Starting Rotation Ten Turn Checkup
Through ten complete turns of the starting rotation the Cardinals pitching staff has been excellent. For two months the threesome of Adam Wainwright, Michael Wacha, and Lance Lynn has acquitted itself quite well. Shelby Miller has struggled. Joe Kelly and Tyler Lyons have performed well as fifth starters. Now, Jaime Garcia is back, and the early returns have been excellent.
Today, for our ten-turn checkup on the starting rotation we will focus in on two pitchers, Miller and Garcia.

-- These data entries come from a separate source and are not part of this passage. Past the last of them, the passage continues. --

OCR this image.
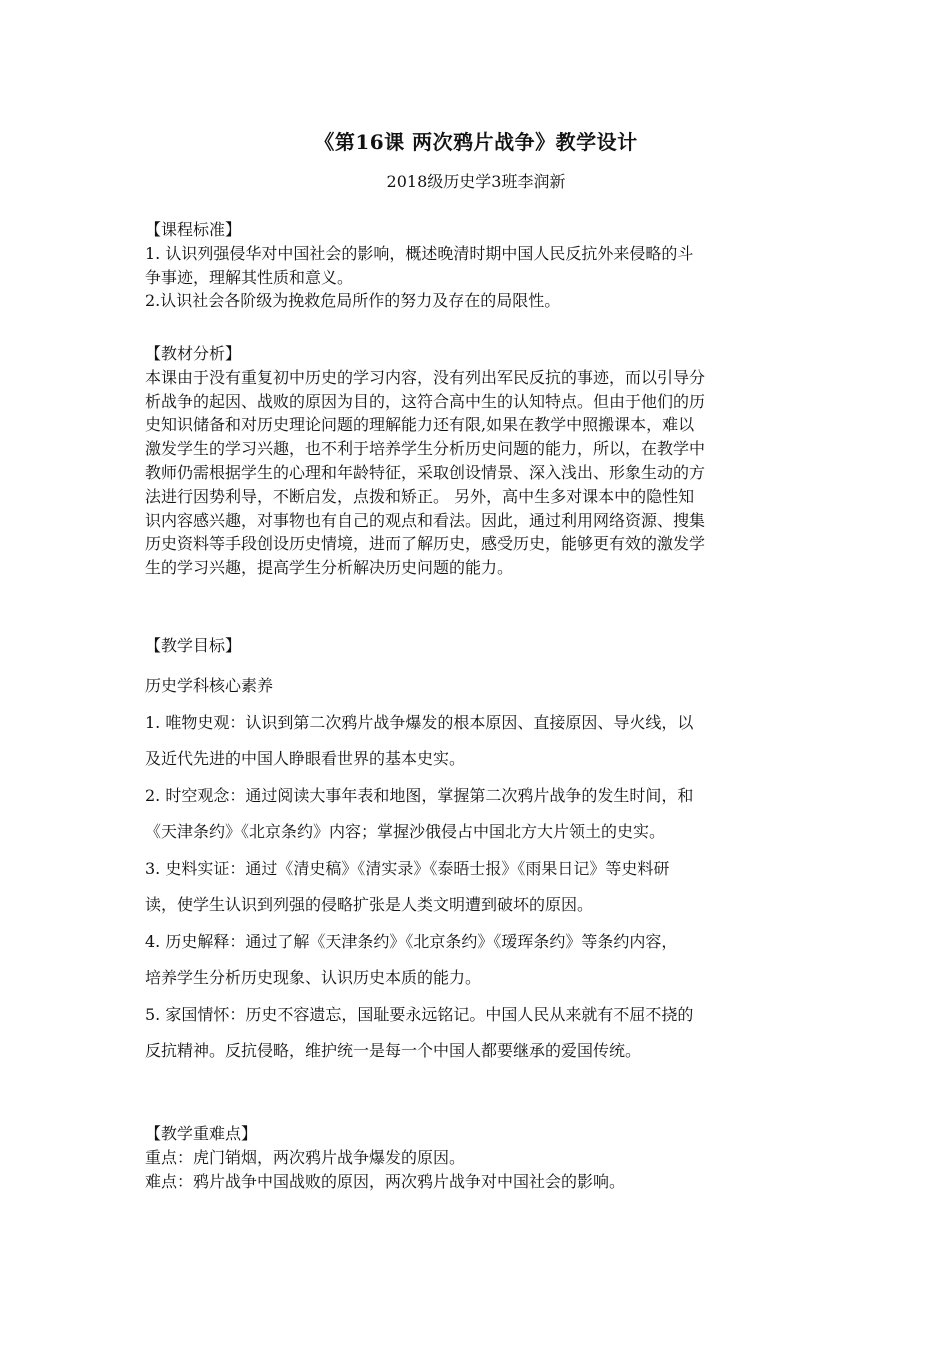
《第16课 两次鸦片战争》教学设计
2018级历史学3班李润新

【课程标准】

1. 认识列强侵华对中国社会的影响，概述晚清时期中国人民反抗外来侵略的斗

争事迹，理解其性质和意义。

2.认识社会各阶级为挽救危局所作的努力及存在的局限性。

【教材分析】

本课由于没有重复初中历史的学习内容，没有列出军民反抗的事迹，而以引导分

析战争的起因、战败的原因为目的，这符合高中生的认知特点。但由于他们的历

史知识储备和对历史理论问题的理解能力还有限,如果在教学中照搬课本，难以

激发学生的学习兴趣，也不利于培养学生分析历史问题的能力，所以，在教学中

教师仍需根据学生的心理和年龄特征，采取创设情景、深入浅出、形象生动的方

法进行因势利导，不断启发，点拨和矫正。 另外，高中生多对课本中的隐性知

识内容感兴趣，对事物也有自己的观点和看法。因此，通过利用网络资源、搜集

历史资料等手段创设历史情境，进而了解历史，感受历史，能够更有效的激发学

生的学习兴趣，提高学生分析解决历史问题的能力。

【教学目标】

历史学科核心素养

1. 唯物史观：认识到第二次鸦片战争爆发的根本原因、直接原因、导火线，以

及近代先进的中国人睁眼看世界的基本史实。

2. 时空观念：通过阅读大事年表和地图，掌握第二次鸦片战争的发生时间，和

《天津条约》《北京条约》内容；掌握沙俄侵占中国北方大片领土的史实。

3. 史料实证：通过《清史稿》《清实录》《泰晤士报》《雨果日记》等史料研

读，使学生认识到列强的侵略扩张是人类文明遭到破坏的原因。

4. 历史解释：通过了解《天津条约》《北京条约》《瑷珲条约》等条约内容，

培养学生分析历史现象、认识历史本质的能力。

5. 家国情怀：历史不容遗忘，国耻要永远铭记。中国人民从来就有不屈不挠的

反抗精神。反抗侵略，维护统一是每一个中国人都要继承的爱国传统。

【教学重难点】

重点：虎门销烟，两次鸦片战争爆发的原因。

难点：鸦片战争中国战败的原因，两次鸦片战争对中国社会的影响。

Miller has gradually improved as the season has gone along. Slowly his WHIP has gradually dropped from 1.68 after his first two starts to a low of 1.39 after ten starts. As has been repeated in this space many times Miller is a very talented pitcher. That does not change, however, the fact that right now, after he has started ten games, the Cardinals are simply receiving very little production from his spot in the rotation.
- Three starters in the major leagues have a worse strikeout to walk ratio than Miller’s 1.50.
- Miller’s homeruns allowed per nine innings of 1.43 is the seventh worst in baseball.
- Even with the improvement Miller’s 1.39 WHIP puts him the bottom twenty of starting pitchers.
- His Wins Above Replacement (WAR) of -0.5 is tied with Edinson Volquez for the worst of any starter.
- He leads the majors with an average of 4.76 walks per nine innings.
- A Fielding Independent Pitching number of 5.22 is the sixth worst number in baseball.
In short, talented pitcher or no, as of ten starts Shelby Miller is performing as one of the worst starters in all of baseball.
Jaime Garcia’s long odyssey back to the starting rotation left most of us trying to remember just what kind of a pitcher he was. Clearly two starts does not make a season, but the early returns are promising. Two starts do not tell us much, but it would be much better to have two good starts than two bad starts. So just how well has Garcia pitched?
- He’s averaging six plus innings a start
- His WHIP is 0.87
- He actually does not have a strikeouts to walks ratio because he has not walked any batters while striking out twelve.
- The one statistical blight for Garcia is a home run per nine innings of 1.420. His career rate is 0.69 so two solo home runs in his first start in over a year may not be something worth freaking out about.
Can Garcia keep it up? Only time will tell. He probably will not pitch this well for the entire season, but if he can continue to provide quality starts this team will be much more likely to contend for a title.